# Imagemixer 3 for Panasonic freezes XP



## Redbill (Nov 8, 2007)

I have been trying to use the ImageMixer 3 software that came with my Panasonic camera with no success. I can import the files and edit but when I go to save them either to file or a disk the programme just freezes. On an 85mb file this always happens when the progress bar reaches around 14%. I have tried the sofware on 2 machines, one with XP Pro the other with XP home, both have the same result.
Can anyone help with this. It is very frustrating when WMM will not read the MPEG2 files so now these files will remain on my PC and Laptop until I can find a way to save them!


----------



## lilsiskirb (Jan 5, 2008)

i am having the same problem >=[ it is very frustrating. please let me know if you find help on this.


----------



## hodad (Feb 13, 2008)

Just saw this post. I had a similar problem. Imagemixer3 would freeze with one particular MPEG and work with some others.

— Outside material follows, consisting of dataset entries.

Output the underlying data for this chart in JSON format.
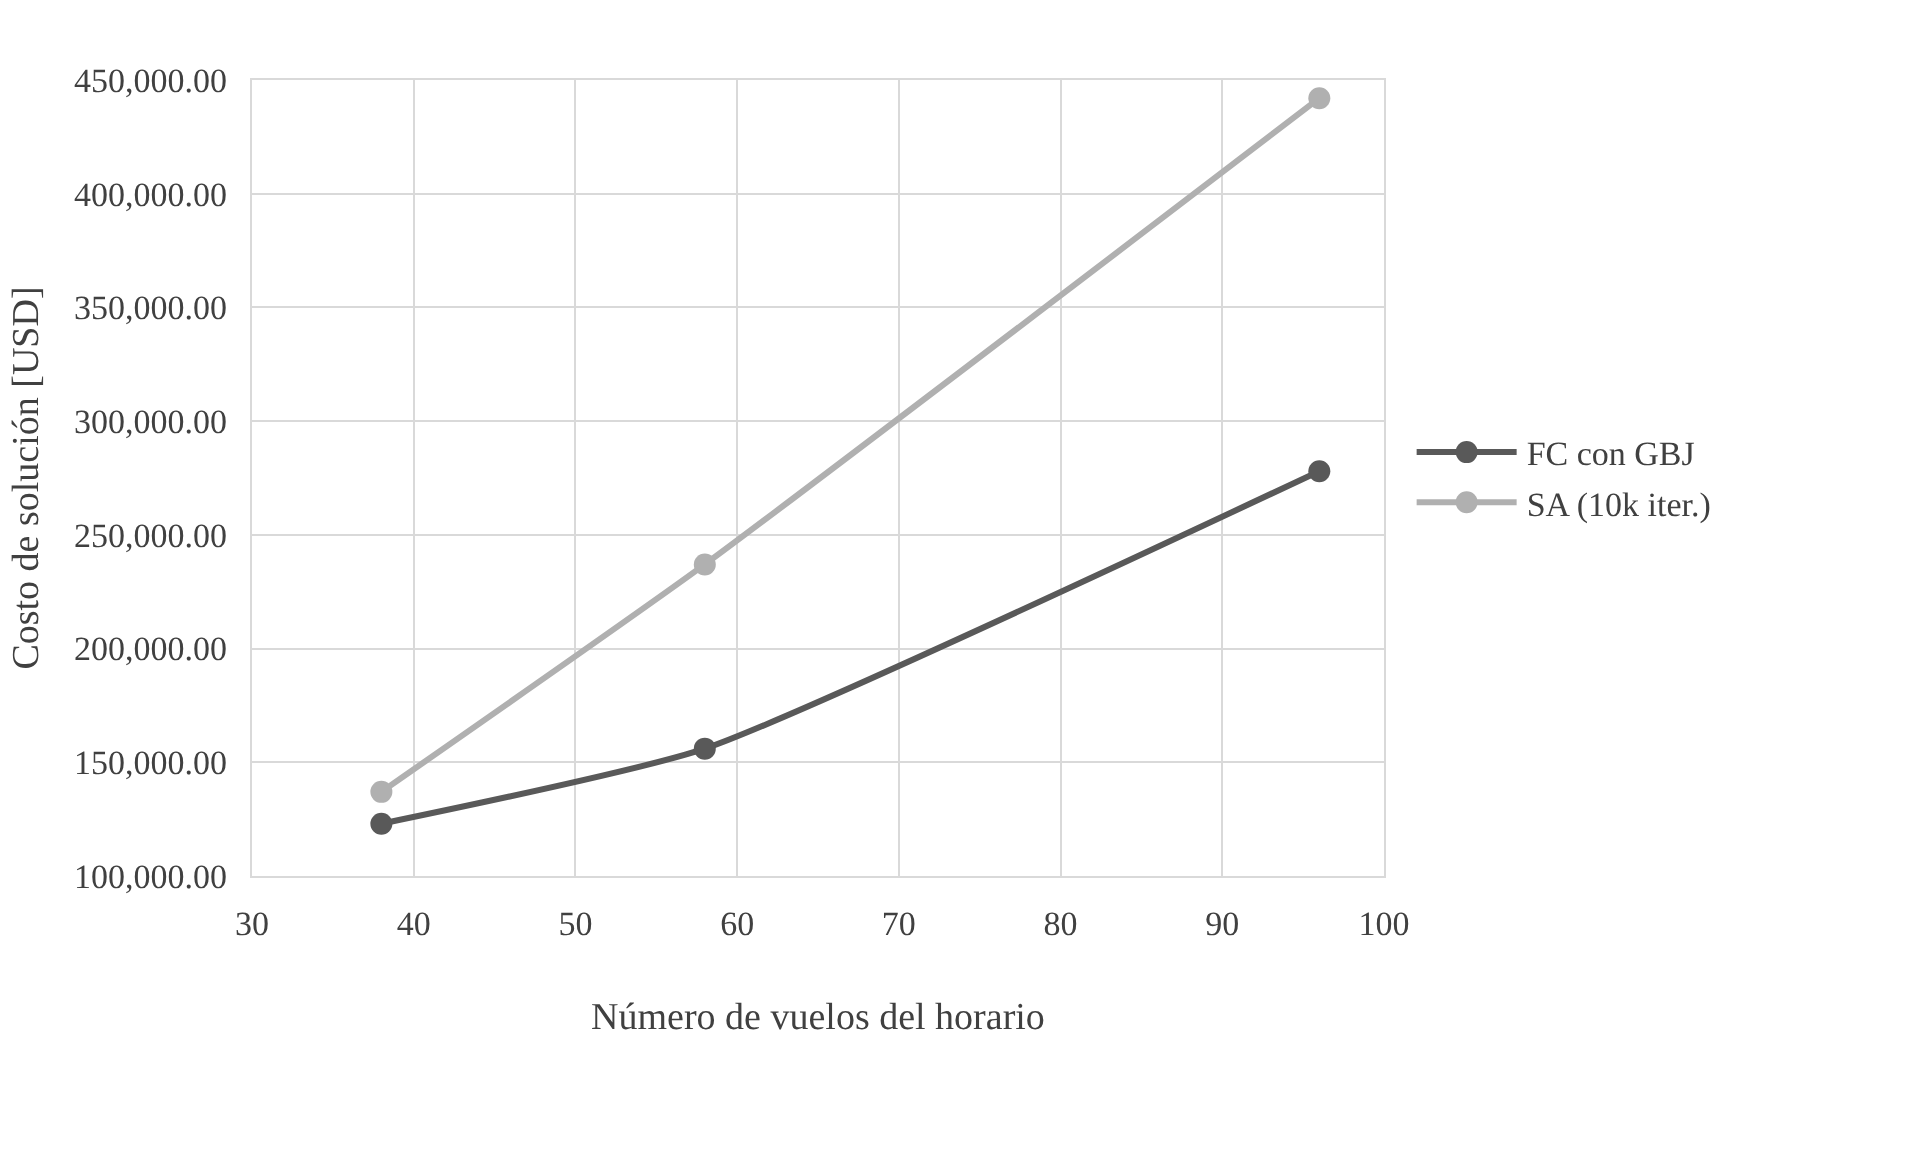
{
  "chart_data": {
    "type": "line",
    "xlabel": "Número de vuelos del horario",
    "ylabel": "Costo de solución [USD]",
    "x": [
      38,
      58,
      96
    ],
    "series": [
      {
        "name": "FC con GBJ",
        "color": "#595959",
        "values": [
          123000,
          156000,
          278000
        ]
      },
      {
        "name": "SA (10k iter.)",
        "color": "#b0b0b0",
        "values": [
          137000,
          237000,
          442000
        ]
      }
    ],
    "xlim": [
      30,
      100
    ],
    "xticks": [
      30,
      40,
      50,
      60,
      70,
      80,
      90,
      100
    ],
    "ylim": [
      100000,
      450000
    ],
    "yticks": [
      {
        "value": 100000,
        "label": "100,000.00"
      },
      {
        "value": 150000,
        "label": "150,000.00"
      },
      {
        "value": 200000,
        "label": "200,000.00"
      },
      {
        "value": 250000,
        "label": "250,000.00"
      },
      {
        "value": 300000,
        "label": "300,000.00"
      },
      {
        "value": 350000,
        "label": "350,000.00"
      },
      {
        "value": 400000,
        "label": "400,000.00"
      },
      {
        "value": 450000,
        "label": "450,000.00"
      }
    ],
    "grid": true,
    "legend": "right",
    "marker": "circle",
    "line_style": "solid"
  }
}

I found the culprit to be Nero 7 (Nero Express essentials). I unistalled imagemixer3, then uninstalled Nero 7. I then re-installed imagemixer3 and tested with the same mpeg that froze the program before and it now
works. I have had no further problems with it. I also later found that Nero 6 seems to
work fine with it, but NOT Nero 7.


----------



## hodad (Feb 13, 2008)

Oh, one other thing I have discovered (for whatever it may be worth): If an mpeg is stored in a folder that has the "&" symbol as part of its name, Imagemixer3 won't preview it when opened in the editor. And if you attempt to save it from editor as an edited mpeg, Imagemixer will crash. Very strange...


----------